Lactobacillus brevis mediated fermented red ginseng (FRG) was found to be rich in ginsenoside metabolites, flavonoids, polyphenols and uronic acid than that of the unfermented red ginseng (RG). The tyrosinase and elastase inhibitory activities were increased in FRG when compared to RG. The skin irritation and sensitization test was conducted in Hartley strain guinea pigs and found that FRG (10%) was non-irritating material and had only 20% of sensitizing property compared to RG. The study claimed that FRG had increased whitening and antiwrinkle efficacy, and reduced toxic effect than that of the RG [20]. Alcaligenes piechaudii CC-ESB2 mediated fermented Rhodiola rosea L. (AFR) and fermented Lonicera japonica Thunb. (AFL) showed higher antioxidant activity and total phenol content in vitro. The results demanded that AFR and AFL can be appropriate for food, drug, and cosmetic applications [21].

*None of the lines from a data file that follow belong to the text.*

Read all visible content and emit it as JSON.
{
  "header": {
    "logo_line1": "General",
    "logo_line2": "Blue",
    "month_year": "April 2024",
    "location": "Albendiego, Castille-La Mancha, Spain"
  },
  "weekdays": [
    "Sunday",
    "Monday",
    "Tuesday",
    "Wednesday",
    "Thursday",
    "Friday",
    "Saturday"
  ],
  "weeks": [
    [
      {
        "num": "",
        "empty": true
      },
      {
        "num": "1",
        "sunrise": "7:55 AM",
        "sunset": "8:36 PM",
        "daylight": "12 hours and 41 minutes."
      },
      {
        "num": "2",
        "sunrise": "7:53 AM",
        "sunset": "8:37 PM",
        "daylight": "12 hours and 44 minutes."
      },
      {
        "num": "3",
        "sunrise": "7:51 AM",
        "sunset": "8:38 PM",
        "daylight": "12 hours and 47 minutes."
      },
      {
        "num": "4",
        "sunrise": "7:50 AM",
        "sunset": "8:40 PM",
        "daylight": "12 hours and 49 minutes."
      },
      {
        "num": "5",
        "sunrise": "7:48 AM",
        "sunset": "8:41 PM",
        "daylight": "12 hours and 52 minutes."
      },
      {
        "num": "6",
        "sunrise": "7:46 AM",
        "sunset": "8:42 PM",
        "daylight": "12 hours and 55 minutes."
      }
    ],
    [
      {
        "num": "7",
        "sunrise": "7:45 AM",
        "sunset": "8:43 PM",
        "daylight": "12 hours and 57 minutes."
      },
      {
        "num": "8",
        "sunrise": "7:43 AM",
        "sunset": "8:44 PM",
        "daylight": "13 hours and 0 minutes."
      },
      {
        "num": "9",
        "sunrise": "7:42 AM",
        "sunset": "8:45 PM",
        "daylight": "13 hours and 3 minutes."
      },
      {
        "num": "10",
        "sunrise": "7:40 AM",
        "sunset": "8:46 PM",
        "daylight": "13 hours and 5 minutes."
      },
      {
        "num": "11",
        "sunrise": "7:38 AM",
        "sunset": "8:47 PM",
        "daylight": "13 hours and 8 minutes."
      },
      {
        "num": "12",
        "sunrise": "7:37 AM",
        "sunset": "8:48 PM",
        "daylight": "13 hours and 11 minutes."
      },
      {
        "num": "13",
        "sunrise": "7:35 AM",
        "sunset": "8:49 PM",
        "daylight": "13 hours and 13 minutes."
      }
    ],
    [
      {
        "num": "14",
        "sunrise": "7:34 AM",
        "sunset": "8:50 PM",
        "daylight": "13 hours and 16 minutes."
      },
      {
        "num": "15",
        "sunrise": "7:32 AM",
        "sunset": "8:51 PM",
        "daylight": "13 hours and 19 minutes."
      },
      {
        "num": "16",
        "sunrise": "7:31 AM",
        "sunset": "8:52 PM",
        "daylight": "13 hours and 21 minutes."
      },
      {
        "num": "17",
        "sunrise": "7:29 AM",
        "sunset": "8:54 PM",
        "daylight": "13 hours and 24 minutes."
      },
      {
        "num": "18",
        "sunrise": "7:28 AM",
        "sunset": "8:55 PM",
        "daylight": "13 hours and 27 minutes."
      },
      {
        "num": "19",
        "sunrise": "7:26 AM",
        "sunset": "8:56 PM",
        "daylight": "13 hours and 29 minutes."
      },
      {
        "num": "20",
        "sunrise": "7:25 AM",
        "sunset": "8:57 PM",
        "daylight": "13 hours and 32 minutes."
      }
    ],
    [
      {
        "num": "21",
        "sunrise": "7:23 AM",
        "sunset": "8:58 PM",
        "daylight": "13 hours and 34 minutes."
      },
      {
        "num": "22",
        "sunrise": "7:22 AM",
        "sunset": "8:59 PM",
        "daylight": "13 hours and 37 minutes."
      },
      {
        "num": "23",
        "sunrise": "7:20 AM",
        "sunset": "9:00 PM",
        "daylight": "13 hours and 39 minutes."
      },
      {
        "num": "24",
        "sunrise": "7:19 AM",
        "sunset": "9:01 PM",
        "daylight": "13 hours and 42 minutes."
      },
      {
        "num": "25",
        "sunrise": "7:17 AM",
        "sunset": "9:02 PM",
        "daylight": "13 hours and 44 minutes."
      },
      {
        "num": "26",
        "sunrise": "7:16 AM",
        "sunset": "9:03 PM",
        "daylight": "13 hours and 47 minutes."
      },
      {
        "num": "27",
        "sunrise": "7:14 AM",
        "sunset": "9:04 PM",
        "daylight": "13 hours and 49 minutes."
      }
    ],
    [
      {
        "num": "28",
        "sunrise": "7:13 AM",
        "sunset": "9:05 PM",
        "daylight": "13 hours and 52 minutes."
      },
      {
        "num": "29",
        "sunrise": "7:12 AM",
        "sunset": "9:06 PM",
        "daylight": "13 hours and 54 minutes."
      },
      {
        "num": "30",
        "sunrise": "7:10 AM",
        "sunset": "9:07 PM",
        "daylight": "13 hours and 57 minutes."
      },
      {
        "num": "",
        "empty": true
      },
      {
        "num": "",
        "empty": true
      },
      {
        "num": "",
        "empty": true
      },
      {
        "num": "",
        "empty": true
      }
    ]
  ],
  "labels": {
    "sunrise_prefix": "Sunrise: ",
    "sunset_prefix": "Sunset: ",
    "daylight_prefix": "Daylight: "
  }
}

Aqueous extract of Camellia sinensis (black, green, and white tea extracts) (AECS) has been reported for anti-melanogenic activity. Black tea extract showed tyrosinase inhibitory effect in a dose-dependent manner, and it was attributed to reducing tyrosinase protein levels and tyrosinase activity. The results suggested that AECS could be a skin-whitening agent [22].

The solvent (50% ethanol, 95% ethanol, 50% ethyl acetate, and water) extracts of Prunus persica (L.) Batsch, Paeonia suffruticosa Andr., and Asparagus cochinchinensis (Loureiro) Merrill. were subjected to Bifidobacterium bifidum mediated fermentation. The fermented extracts were assessed for cytotoxicity, phytochemical content, free radical scavenging property, and tyrosinase inhibition activity. The results showed that all the extracts were nontoxic, and 50% ethanol extract exhibits improved tyrosinase inhibition activities than other solvent extracts. Finally, the study suggested that 50% ethanol extract of fermented A. cochinchinensis was the most significant skin-whitening candidate with superior antioxidant credibility [23].

The protein-rich, inexpensive, and pretreated (fermentation and germination) cowpea protein was studied for the emulsifying property. The results proved that germinated cowpea protein could produce stable emulsions compared to fermented cowpea protein [24].

Saccharomyces cerevisiae mediated fermented black ginseng (FBG) has been reported for the anti-wrinkle activity in cultured human fibroblasts (HS68) and proved that FBG was noncytotoxic. FBG treatment increased the expression of type I procollagen and tissue inhibitor of metalloproteinase-2 and reduced the expression of MMP-1, MMP-2, and MMP-9 in HS68 cells [25]. Lactobacillus rhamnosus GG mediated fermented Codonopsis lanceolata extract (FCLE) was assayed for cytotoxicity, tyrosinase, and α-glucosidase inhibition properties. The results suggested that FCLE exhibits a lower cytotoxic effect on CCD986sk cells than non-fermented counterpart and inhibits tyrosinase and α-glucosidase activity [26]. Kim et al. [26] appealed that FCLE may be used in skin-whitening cosmetic formulations.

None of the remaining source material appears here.